Life's a little harder. It's full of fluff. It came to me that even if I have this moral code I'm trying to live by, well, God has a bigger code. How come it's so easy for me to try to live by my own code, which I would like to think is in line with His, but there are so many times when my code gets in the way of His. There's so many times when life's fluff gets in the way.

Maybe it's time to embrace all He calls us to do, even the things that we don't understand or really fear. Break free of the daily fluff and let Him embrace us, -me, my life, my thoughts and my dreams. Live by the integrity of His word.
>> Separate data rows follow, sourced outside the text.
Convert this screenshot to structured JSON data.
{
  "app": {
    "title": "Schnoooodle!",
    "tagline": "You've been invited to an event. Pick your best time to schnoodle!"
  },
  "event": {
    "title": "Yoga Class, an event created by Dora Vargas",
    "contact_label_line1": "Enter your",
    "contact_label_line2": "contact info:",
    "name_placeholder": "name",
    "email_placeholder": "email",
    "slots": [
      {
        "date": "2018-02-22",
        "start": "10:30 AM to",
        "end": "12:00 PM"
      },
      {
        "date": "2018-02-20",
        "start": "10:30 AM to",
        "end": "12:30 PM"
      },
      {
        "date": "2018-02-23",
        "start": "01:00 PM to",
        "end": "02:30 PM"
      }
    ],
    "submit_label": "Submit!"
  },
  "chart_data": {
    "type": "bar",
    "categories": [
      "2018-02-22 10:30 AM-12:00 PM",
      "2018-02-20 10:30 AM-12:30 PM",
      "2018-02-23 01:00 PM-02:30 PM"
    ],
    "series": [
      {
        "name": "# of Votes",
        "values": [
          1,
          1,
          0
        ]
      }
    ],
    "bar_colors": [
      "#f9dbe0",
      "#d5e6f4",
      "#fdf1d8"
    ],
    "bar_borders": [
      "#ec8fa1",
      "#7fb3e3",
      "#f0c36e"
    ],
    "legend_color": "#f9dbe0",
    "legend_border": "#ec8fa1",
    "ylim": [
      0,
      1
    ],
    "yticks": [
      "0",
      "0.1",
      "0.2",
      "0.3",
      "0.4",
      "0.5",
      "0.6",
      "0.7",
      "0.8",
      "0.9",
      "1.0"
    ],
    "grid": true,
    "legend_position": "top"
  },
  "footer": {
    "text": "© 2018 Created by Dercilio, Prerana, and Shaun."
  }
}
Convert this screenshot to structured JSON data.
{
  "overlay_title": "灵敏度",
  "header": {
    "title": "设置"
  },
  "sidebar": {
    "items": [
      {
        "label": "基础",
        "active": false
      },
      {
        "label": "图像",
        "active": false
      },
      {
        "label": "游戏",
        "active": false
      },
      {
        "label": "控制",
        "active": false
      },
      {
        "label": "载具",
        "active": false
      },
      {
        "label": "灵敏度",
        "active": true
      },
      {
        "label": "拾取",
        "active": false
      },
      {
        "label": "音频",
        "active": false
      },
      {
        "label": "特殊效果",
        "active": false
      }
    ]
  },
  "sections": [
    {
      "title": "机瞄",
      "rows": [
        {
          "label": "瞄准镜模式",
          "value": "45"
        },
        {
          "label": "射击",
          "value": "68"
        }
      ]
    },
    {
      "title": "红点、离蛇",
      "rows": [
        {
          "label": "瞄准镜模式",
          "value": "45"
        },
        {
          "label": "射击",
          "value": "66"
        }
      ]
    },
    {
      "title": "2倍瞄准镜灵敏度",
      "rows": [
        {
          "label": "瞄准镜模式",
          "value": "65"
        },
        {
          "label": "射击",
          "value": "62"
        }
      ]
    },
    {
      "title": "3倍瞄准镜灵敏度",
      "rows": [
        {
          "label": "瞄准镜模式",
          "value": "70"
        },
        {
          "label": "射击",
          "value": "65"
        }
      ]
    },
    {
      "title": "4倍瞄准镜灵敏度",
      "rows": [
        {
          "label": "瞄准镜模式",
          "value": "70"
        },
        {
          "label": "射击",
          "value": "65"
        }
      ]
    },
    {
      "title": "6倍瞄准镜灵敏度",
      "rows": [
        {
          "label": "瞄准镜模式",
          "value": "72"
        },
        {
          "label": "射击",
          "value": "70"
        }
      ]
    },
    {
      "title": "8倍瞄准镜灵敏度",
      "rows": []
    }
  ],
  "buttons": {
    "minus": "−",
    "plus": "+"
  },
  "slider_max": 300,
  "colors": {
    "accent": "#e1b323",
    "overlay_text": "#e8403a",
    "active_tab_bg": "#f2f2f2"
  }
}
12 As for me, You uphold me in my integrity, And You set me in Your presence forever. 13 Blessed be the LORD, the God of Israel, From everlasting to everlasting. Amen and Amen.Psalm 41:13-13



Monday, July 9, 2007

A Hope

Sounds a little pompous, and more than a little strange doesn't it- Stand upon a mountain. Maybe I should clarify myself- that's a goal, a dream, a life wish. It's a metaphor, a line from a song, a way of life to be lived. It's a hope. The hope to live a life that means something, that when life is over the past is remembered with joy and happiness, but the future, the life we are promised in Christ is attained, and that the days on this earth are spent living the way God, Jesus calls us to live.
The title of my blog comes from the Third Day song, Mountain of God.That song really speaks to me- broken and afraid. We must walk through the valley to stand upon the mountain. This is about valleys, and living in 2007( and hopefully years to come) the way I perceive God calls me to live. It's a chance to share thoughts, seek community and to reach out to others. It's about reaching for the mountain in the ways I know how.
Ok, well it's a start. One day at a time.